Comment tu vois l’évolution du windsurf sur les prochaines années ? Tu penses que le sport va redevenir tendance ?
Franchement, je pense que le windsurf restera toujours un sport de glisse hyper stylé et iconique, mais j’ai du mal à le voir redevenir « tendance » avec les générations qui arrivent. Aujourd’hui, tout va très vite : on veut apprendre un sport rapidement, progresser vite… et on prend moins le temps. Du coup, des disciplines comme le wingfoil ou le kite répondent beaucoup mieux à ces besoins actuels.
Question sponsors : tu es chez Duotone comme moi. C'est parce que le matos est bon ou parce que j’ai négocié ?
Au début, le fait que tu sois chez Duotone m’a forcément aidé, c’est logique !! Mais ça n’a été qu’une porte d’entrée car si tu ne fais pas le boulot derrière, tu dégages !! (hahaha !!). J’ai prouvé ce que je valais au fil des années, et aujourd’hui, ils font partie de mes meilleurs partenaires équipementiers.

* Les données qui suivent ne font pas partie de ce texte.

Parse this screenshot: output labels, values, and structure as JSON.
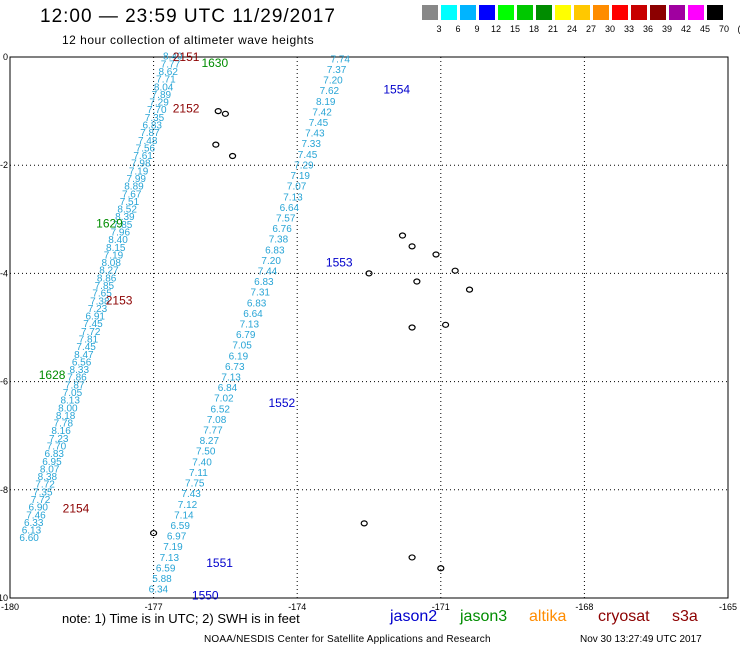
{
  "header": {
    "title": "12:00 — 23:59 UTC 11/29/2017",
    "subtitle": "12 hour collection of altimeter wave heights"
  },
  "legend": {
    "colors": [
      "#888888",
      "#00ffff",
      "#00b4ff",
      "#0000ff",
      "#00ff00",
      "#00c800",
      "#008c00",
      "#ffff00",
      "#ffc800",
      "#ff8c00",
      "#ff0000",
      "#c80000",
      "#8c0000",
      "#a000a0",
      "#ff00ff",
      "#000000"
    ],
    "labels": [
      "3",
      "6",
      "9",
      "12",
      "15",
      "18",
      "21",
      "24",
      "27",
      "30",
      "33",
      "36",
      "39",
      "42",
      "45",
      "70",
      "(ft)"
    ]
  },
  "chart_data": {
    "type": "map",
    "xlim": [
      -180,
      -165
    ],
    "ylim": [
      -10,
      0
    ],
    "xticks": [
      "-180",
      "-177",
      "-174",
      "-171",
      "-168",
      "-165"
    ],
    "yticks": [
      "0",
      "-2",
      "-4",
      "-6",
      "-8",
      "-10"
    ],
    "grid": true,
    "value_color": "#29a5d6",
    "tracks": [
      {
        "start_lon": -176.6,
        "start_lat": -0.05,
        "end_lon": -179.6,
        "end_lat": -8.95,
        "values": [
          "8.40",
          "7.77",
          "8.62",
          "7.71",
          "8.04",
          "7.89",
          "7.29",
          "7.70",
          "7.35",
          "6.83",
          "7.87",
          "7.48",
          "7.56",
          "7.61",
          "7.98",
          "7.19",
          "7.99",
          "8.89",
          "7.67",
          "7.51",
          "8.52",
          "8.39",
          "7.85",
          "7.96",
          "8.40",
          "8.15",
          "7.19",
          "8.08",
          "8.27",
          "8.86",
          "7.85",
          "7.65",
          "7.38",
          "7.23",
          "6.91",
          "7.45",
          "7.72",
          "7.81",
          "7.45",
          "8.47",
          "6.56",
          "8.33",
          "7.86",
          "7.87",
          "7.05",
          "8.13",
          "8.00",
          "8.18",
          "7.78",
          "8.16",
          "7.23",
          "7.70",
          "6.83",
          "6.95",
          "8.07",
          "8.38",
          "7.72",
          "7.35",
          "7.72",
          "6.90",
          "7.46",
          "6.33",
          "6.13",
          "6.60"
        ]
      },
      {
        "start_lon": -173.1,
        "start_lat": -0.1,
        "end_lon": -176.9,
        "end_lat": -9.9,
        "values": [
          "7.74",
          "7.37",
          "7.20",
          "7.62",
          "8.19",
          "7.42",
          "7.45",
          "7.43",
          "7.33",
          "7.45",
          "7.29",
          "7.19",
          "7.07",
          "7.13",
          "6.64",
          "7.57",
          "6.76",
          "7.38",
          "6.83",
          "7.20",
          "7.44",
          "6.83",
          "7.31",
          "6.83",
          "6.64",
          "7.13",
          "6.79",
          "7.05",
          "6.19",
          "6.73",
          "7.13",
          "6.84",
          "7.02",
          "6.52",
          "7.08",
          "7.77",
          "8.27",
          "7.50",
          "7.40",
          "7.11",
          "7.75",
          "7.43",
          "7.12",
          "7.14",
          "6.59",
          "6.97",
          "7.19",
          "7.13",
          "6.59",
          "5.88",
          "6.34"
        ]
      }
    ],
    "passes": [
      {
        "label": "2151",
        "lon": -176.6,
        "lat": 0.0,
        "sat": "cryosat"
      },
      {
        "label": "1630",
        "lon": -176.0,
        "lat": -0.11,
        "sat": "jason3"
      },
      {
        "label": "2152",
        "lon": -176.6,
        "lat": -0.95,
        "sat": "cryosat"
      },
      {
        "label": "1629",
        "lon": -178.2,
        "lat": -3.08,
        "sat": "jason3"
      },
      {
        "label": "2153",
        "lon": -178.0,
        "lat": -4.5,
        "sat": "cryosat"
      },
      {
        "label": "1628",
        "lon": -179.4,
        "lat": -5.88,
        "sat": "jason3"
      },
      {
        "label": "2154",
        "lon": -178.9,
        "lat": -8.35,
        "sat": "cryosat"
      },
      {
        "label": "1554",
        "lon": -172.2,
        "lat": -0.6,
        "sat": "jason2"
      },
      {
        "label": "1553",
        "lon": -173.4,
        "lat": -3.8,
        "sat": "jason2"
      },
      {
        "label": "1552",
        "lon": -174.6,
        "lat": -6.4,
        "sat": "jason2"
      },
      {
        "label": "1551",
        "lon": -175.9,
        "lat": -9.35,
        "sat": "jason2"
      },
      {
        "label": "1550",
        "lon": -176.2,
        "lat": -9.95,
        "sat": "jason2"
      }
    ],
    "islands": [
      [
        -175.65,
        -1.0
      ],
      [
        -175.5,
        -1.05
      ],
      [
        -175.7,
        -1.62
      ],
      [
        -175.35,
        -1.83
      ],
      [
        -172.5,
        -4.0
      ],
      [
        -171.8,
        -3.3
      ],
      [
        -171.6,
        -3.5
      ],
      [
        -171.1,
        -3.65
      ],
      [
        -171.5,
        -4.15
      ],
      [
        -170.7,
        -3.95
      ],
      [
        -170.4,
        -4.3
      ],
      [
        -171.6,
        -5.0
      ],
      [
        -170.9,
        -4.95
      ],
      [
        -172.6,
        -8.62
      ],
      [
        -171.6,
        -9.25
      ],
      [
        -171.0,
        -9.45
      ],
      [
        -177.0,
        -8.8
      ]
    ]
  },
  "sat_colors": {
    "jason2": "#0000cc",
    "jason3": "#008c00",
    "altika": "#ff8c00",
    "cryosat": "#8c0000",
    "s3a": "#8c0000"
  },
  "footer": {
    "note": "note:  1) Time is in UTC;  2) SWH is in feet",
    "sats": [
      "jason2",
      "jason3",
      "altika",
      "cryosat",
      "s3a"
    ],
    "credit": "NOAA/NESDIS Center for Satellite Applications and Research",
    "timestamp": "Nov 30 13:27:49 UTC 2017"
  }
}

Le matériel est excellent dans tous les domaines.

Les réseaux sociaux, c’est un truc que tu gères comment ? C’est important pour un rider de ta génération ?
Je pense que les réseaux sociaux font maintenant partie intégrante de la vie d’un sportif : pour communiquer, trouver des sponsors et gagner en visibilité. C’est presque devenu primordial, et c’est encore plus vrai dans des sports de niche comme le windsurf ou le wingfoil.
D'ailleurs, voici mon insta : https://www.instagram.com/cesarfilippi16/
Adrien Bosson, Régis Bouron ou moi, avec qui tu préfères naviguer ?
Hahaha !! Je pense que je vais partir sur Regis c’est sûr !! C’est mon idole numéro 1 !!
Tu as mis quoi comme musique ce matin pour te chauffer ?
Tout l’album « All Eyes On Me » de 2pac ! Du rap old school.
Tu peux me donner tes 3 modèles dans le sport ?
Lennart Neubauer, Antoine Martin et Regis Bouron !!
Si je te dis Robby Naish ? Ça te parle ? Et surtout, cela t’évoque quoi ?
Oui, c’est une légende, c’est sûr. Après, comme je ne l’ai jamais vu rider à son apogée, à l’époque de ses grandes années, j’ai un peu de mal à mesurer l’impact et l’influence qu’il a réellement eu dans son sport.
Si tu devais me décrire rapidement, ça donnerait quoi ?
La personne la plus hyperactive de la planète Terre mais aussi la plus proactive et positive !!